China will not be singled out for criticism on issues such as human rights and regional security, Prime Minister Jacinda Ardern told a New Zealand Institute of International Affairs seminar in her first major foreign policy speech since taking office in October.

Speaking to a venue packed with foreign ambassadors, New Zealand diplomats and defence chiefs, and foreign policy experts, Ardern made no mention of this week's move to change China's constitution to allow its President Xi Jinping to rule for more than the current 10-year maximum, acknowledging that "China's global influence has grown along with its economic weight".

"Its leadership on issues like climate change and trade liberalisation could add momentum to our collective efforts in those areas," she said in a section of her speech advocating the importance of globally accepted rules for trade and security. "Naturally, there are areas where we do not see eye to eye with China. My government will speak honestly and openly with our friends in Beijing. Whether it is about human rights, pursuing our trade interests, or the security and stability of our region.

"Taking that approach isn't about singling countries out, but about taking a consistent approach on the issues and principles that matter to us."


Ardern said differences of opinion with other major partners, Australia and the United States, were inevitable but the relationships were robust enough to withstand such strains.

"Australia is our only ally and closest friend. As in any relationship, we will have our differences.
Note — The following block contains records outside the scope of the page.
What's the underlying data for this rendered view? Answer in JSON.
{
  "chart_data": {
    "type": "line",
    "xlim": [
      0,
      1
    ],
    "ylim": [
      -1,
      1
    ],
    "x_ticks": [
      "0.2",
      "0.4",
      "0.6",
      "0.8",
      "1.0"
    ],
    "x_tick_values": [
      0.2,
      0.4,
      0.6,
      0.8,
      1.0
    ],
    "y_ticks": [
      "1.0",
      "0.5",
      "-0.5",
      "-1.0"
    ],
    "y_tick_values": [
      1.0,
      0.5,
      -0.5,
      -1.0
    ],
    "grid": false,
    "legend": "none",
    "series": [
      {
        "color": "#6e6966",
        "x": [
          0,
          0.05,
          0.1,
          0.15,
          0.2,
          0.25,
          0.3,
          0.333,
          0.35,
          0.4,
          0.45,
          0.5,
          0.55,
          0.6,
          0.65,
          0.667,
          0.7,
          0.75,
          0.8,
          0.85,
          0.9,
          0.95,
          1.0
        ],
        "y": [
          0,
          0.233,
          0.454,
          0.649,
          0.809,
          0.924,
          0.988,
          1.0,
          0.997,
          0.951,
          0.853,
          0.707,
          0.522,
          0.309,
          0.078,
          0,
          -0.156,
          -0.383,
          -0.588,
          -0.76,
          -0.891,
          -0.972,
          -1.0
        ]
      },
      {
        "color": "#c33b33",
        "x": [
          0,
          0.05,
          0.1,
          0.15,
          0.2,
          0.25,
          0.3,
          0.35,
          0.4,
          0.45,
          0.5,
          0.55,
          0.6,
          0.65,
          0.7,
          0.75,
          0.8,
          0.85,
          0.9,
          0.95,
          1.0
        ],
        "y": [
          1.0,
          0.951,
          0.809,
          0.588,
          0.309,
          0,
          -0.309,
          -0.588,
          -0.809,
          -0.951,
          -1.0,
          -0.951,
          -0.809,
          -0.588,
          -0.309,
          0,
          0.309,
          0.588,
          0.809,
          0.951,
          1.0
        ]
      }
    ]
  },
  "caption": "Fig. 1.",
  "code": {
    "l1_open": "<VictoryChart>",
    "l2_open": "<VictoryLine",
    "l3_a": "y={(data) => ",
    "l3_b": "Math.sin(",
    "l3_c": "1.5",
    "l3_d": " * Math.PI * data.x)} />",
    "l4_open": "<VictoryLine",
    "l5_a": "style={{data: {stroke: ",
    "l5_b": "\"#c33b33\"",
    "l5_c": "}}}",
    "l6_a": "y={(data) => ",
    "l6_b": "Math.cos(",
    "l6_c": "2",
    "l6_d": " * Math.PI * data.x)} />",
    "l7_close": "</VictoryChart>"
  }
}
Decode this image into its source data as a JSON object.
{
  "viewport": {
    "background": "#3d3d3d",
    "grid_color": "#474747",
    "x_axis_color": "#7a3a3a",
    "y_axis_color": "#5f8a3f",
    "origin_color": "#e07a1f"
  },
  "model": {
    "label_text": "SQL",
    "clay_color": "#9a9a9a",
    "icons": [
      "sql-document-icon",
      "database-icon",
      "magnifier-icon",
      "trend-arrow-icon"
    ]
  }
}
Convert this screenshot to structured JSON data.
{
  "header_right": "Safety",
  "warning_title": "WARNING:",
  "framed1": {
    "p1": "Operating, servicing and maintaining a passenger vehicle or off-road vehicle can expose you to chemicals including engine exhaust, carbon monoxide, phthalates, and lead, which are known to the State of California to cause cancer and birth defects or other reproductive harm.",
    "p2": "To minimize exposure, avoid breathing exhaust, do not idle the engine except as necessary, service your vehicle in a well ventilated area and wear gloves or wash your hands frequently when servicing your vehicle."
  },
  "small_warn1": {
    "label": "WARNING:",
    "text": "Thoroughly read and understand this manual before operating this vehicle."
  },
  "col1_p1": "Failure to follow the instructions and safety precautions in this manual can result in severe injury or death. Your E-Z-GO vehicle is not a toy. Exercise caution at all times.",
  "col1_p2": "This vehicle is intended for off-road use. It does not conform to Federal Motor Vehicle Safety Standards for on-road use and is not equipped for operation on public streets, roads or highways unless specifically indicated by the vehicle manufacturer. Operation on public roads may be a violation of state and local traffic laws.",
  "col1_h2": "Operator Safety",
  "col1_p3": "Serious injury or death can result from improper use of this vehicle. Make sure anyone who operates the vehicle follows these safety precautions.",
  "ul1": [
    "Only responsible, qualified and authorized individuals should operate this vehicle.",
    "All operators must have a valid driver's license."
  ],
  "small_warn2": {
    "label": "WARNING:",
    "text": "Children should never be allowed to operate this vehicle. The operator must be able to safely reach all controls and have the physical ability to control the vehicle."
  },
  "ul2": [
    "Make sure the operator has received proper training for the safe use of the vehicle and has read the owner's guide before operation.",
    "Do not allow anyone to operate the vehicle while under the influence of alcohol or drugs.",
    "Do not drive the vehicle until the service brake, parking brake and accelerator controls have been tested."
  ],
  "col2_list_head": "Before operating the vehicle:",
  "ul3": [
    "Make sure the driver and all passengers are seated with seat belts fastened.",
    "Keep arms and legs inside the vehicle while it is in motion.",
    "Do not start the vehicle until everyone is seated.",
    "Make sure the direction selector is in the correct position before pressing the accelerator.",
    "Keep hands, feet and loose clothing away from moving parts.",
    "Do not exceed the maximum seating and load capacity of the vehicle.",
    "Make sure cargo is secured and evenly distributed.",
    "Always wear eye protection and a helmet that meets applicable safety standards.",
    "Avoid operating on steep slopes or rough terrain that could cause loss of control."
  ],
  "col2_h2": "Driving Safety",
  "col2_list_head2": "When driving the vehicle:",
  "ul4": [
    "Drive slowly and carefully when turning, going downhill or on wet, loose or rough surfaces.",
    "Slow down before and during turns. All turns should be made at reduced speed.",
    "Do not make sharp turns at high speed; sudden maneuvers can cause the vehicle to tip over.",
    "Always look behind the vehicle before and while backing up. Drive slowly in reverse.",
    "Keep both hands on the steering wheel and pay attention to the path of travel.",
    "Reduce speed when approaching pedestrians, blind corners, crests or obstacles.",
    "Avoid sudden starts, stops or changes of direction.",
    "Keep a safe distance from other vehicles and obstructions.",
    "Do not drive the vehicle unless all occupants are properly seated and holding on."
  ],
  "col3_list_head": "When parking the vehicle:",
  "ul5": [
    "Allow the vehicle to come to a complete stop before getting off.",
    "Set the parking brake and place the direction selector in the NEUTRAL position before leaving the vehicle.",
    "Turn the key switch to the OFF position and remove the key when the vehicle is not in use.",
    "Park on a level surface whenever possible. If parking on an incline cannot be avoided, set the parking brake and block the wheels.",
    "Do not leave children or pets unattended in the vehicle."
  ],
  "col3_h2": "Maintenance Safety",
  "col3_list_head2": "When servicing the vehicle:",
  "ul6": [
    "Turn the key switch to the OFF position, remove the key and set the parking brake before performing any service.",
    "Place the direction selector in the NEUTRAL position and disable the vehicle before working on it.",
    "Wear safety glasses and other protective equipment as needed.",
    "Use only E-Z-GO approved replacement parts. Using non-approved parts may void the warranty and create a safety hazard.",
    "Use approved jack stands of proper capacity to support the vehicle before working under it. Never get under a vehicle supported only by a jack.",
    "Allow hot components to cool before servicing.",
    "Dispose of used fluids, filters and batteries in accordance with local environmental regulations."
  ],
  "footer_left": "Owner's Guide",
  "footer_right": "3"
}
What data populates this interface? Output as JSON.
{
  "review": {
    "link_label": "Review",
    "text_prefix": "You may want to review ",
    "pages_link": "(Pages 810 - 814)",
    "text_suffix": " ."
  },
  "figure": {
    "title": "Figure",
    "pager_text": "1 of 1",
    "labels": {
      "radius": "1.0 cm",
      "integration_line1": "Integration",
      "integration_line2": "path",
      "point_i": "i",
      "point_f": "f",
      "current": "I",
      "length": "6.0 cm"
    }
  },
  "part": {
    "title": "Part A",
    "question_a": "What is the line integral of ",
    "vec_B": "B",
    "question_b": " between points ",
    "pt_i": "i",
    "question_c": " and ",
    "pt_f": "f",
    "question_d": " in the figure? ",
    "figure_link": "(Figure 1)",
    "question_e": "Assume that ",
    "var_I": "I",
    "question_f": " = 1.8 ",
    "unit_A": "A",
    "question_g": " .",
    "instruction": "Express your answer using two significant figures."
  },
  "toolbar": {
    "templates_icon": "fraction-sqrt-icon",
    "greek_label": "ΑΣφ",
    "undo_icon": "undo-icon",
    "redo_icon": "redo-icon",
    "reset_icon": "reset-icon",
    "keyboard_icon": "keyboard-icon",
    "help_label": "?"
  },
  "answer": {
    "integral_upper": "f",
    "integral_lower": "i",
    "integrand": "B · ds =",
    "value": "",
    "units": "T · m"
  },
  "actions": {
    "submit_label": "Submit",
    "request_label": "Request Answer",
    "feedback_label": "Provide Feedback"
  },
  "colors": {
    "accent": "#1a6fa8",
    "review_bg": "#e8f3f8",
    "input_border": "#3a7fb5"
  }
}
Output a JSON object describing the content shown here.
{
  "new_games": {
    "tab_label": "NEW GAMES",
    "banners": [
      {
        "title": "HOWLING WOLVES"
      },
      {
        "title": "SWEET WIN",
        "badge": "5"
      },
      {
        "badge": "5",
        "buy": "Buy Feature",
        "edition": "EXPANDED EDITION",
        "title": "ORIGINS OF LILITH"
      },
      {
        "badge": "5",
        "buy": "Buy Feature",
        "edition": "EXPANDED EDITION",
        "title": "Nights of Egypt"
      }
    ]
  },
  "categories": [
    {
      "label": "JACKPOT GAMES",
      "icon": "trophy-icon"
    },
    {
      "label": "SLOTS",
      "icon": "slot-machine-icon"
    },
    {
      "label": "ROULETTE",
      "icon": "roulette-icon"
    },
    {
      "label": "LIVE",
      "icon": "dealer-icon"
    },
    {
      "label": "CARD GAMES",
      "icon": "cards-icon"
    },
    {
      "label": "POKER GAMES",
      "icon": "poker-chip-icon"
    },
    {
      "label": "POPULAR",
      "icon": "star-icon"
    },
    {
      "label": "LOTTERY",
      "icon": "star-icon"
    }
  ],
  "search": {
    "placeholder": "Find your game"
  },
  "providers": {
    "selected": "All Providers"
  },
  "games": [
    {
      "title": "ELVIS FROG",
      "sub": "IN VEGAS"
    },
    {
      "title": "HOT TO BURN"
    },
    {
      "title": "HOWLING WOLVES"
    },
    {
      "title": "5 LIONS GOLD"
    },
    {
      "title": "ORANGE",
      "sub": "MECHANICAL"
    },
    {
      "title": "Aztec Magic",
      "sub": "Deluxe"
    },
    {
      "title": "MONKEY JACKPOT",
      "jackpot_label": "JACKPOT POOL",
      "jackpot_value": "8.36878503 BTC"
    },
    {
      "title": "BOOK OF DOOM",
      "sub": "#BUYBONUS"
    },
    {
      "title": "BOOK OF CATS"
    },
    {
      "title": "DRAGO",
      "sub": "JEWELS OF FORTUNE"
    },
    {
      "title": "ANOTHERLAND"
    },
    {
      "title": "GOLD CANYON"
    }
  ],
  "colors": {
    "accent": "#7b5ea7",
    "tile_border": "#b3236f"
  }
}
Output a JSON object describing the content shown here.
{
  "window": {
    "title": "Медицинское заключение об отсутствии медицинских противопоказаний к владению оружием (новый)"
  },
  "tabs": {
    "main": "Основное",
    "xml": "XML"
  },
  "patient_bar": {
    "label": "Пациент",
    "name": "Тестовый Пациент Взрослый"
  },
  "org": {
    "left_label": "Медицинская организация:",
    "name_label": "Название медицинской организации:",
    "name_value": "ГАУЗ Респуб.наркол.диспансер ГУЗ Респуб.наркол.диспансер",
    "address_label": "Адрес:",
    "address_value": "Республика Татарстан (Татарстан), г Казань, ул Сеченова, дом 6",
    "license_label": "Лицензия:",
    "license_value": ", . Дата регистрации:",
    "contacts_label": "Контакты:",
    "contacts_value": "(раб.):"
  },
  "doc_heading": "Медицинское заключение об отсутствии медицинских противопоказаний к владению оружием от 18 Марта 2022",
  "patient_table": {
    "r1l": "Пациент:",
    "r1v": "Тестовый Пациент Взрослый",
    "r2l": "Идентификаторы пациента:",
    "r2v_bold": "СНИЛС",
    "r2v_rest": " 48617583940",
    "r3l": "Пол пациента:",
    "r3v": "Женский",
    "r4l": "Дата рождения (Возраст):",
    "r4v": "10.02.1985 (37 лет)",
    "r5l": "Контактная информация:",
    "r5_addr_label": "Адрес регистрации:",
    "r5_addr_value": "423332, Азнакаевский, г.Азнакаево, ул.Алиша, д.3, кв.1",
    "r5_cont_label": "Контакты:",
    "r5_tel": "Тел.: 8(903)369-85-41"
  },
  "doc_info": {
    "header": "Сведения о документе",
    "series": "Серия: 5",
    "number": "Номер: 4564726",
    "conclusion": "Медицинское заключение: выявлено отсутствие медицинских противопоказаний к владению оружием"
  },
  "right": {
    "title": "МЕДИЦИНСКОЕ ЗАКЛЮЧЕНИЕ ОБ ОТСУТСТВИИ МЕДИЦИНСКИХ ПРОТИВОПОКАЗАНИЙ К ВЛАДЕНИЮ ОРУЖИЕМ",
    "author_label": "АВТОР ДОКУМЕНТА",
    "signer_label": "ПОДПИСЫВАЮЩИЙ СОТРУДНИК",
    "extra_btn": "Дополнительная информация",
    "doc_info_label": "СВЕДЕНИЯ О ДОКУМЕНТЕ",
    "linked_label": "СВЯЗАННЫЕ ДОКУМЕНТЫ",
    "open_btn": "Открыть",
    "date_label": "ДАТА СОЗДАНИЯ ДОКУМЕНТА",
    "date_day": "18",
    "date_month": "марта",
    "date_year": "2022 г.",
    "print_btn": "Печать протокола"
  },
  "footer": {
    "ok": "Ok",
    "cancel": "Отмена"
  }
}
But unquestionably Australia constitutes a vital source of resilience for our economy and is our key partner for New Zealand in the wider world," said Ardern, who will meet with Australian Prime Minister Malcolm Turnbull in Sydney on Friday.

"New Zealand's relationship with the United States is also fundamental," she said. "For over 70 years, the values and interests of New Zealand and the United States have intersected more often than not. The sheer size and dynamism of the world's biggest economy, America's capacity for ideas and the energy of its people give it enormous scope to help shape a better world.

"But the real strength of any important relationship lies in its breadth and ability to encompass difference. For example, we were disappointed at the United States' withdrawal from the Paris agreement and some of its positioning on trade. But our relationship with the US is certainly robust enough to withstand those differences."

Answering questions, Ardern said "the biggest threat" for New Zealand was the erosion of global rules-based institutions.

Rules were important but "if they are flouted, what's the point?"

However, governments had to build "social licence" among its own people to maintain support for those global structures.

On trade, Ardern repeated the government's intention to take a more inclusive and transparent approach to free-trade agreements, defending the decision to go ahead with the upgraded Comprehensive and Progressive Trans-Pacific Partnership.


"We ignore the interaction of global developments on our domestic population at our peril. Overseas experience, and our own, tells us that if we want to retain the values of being outward looking, engaged in global institutions, welcoming of trade and direct investment, we must build the social licence for that.

"The last APEC meeting in Vietnam, for instance, had a strong focus on creating greater inclusiveness around the trade agenda. We want to take that a step further.

"The experience of watching the early interactions of TPP, and being part of the final negotiations taught me a lot. It reaffirmed my belief that trade has the ability to support sustainable, productive and inclusive growth if that is the agenda you enter negotiations with," she said. "That is why you will see us establish a different framework for trade negotiations, one where we more openly pursue the interests of our regions, SMEs, Maori and women."

On wider international issues, Ardern announced the government's intention to ratify the Treaty of the Prohibition of Nuclear Weapons, signed last year, and the reinstatement of the Cabinet portfolio of Minister of Disarmament and Arms Control, which would be held by Foreign Minister Winston Peters.